The buds overwinter and from February 2nd (the Celtic marker of the seasons called Imbolc), to mid-April, the buds can be harvested to make a wonderful ointment or salve, that is great for strains, sprains, bruising, light cuts, sunburn and dry skin. (see Balm of Gilead recipe here)
The buds are also food for Deer and Elk in winter and early spring before the grass shoots come up.
Harvesting the Buds
Since the buds are the leaves of the tree, you want to leave enough buds on the tree to nourish the root for another season and to become the spring leaves. A general rule for harvesting balsam buds is: never take the terminal bud, as this bud represents the new main branch. The terminal bud is typically located at the end of the stem.
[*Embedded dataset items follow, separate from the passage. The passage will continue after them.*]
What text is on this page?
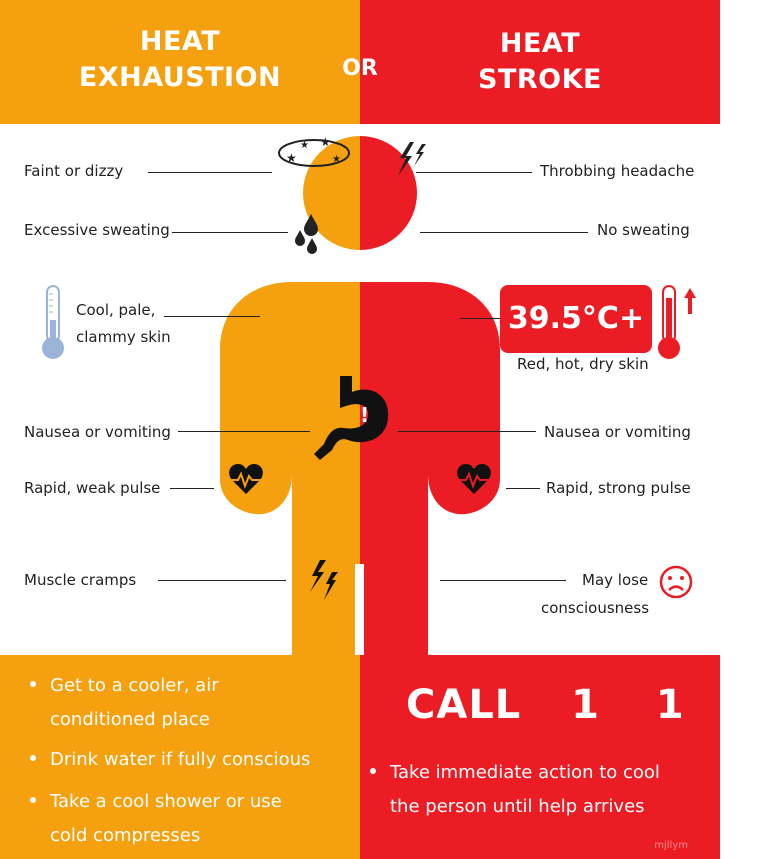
HEAT
EXHAUSTION
HEAT
STROKE
OR
★
★ ★
★
!
39.5°C+
Faint or dizzy
Excessive sweating
Cool, pale,
clammy skin
Nausea or vomiting
Rapid, weak pulse
Muscle cramps
Throbbing headache
No sweating
Red, hot, dry skin
Nausea or vomiting
Rapid, strong pulse
May lose
consciousness
Get to a cooler, air
conditioned place
Drink water if fully conscious
Take a cool shower or use
cold compresses
CALL 1 1 2
Take immediate action to cool
the person until help arrives
mjllym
Some things to keep in mind when you harvest:
- Of the buds along the sides of the branches, only remove 1/3rd.
- Don't harvest from a tree that has already been harvested from - including those buds eaten by ungulates. Overharvesting will kill the young trees. Leave some for other animals too.
- Only harvest on land that you own or land where you have permission to harvest.
- Make positive identification of the tree.
- Use what you take.
If you find a downed tree, either by wind or a beaver or other natural causes, and it has buds on it, take 1/3 since the buds are low down. Keep in mind these are easy food for the rabbits, deer, beaver and other plant-eating animals too.
Did you know?
The cousin of the Balsam Poplar, Trembling Aspen is under threat in Alberta? (read more - external website)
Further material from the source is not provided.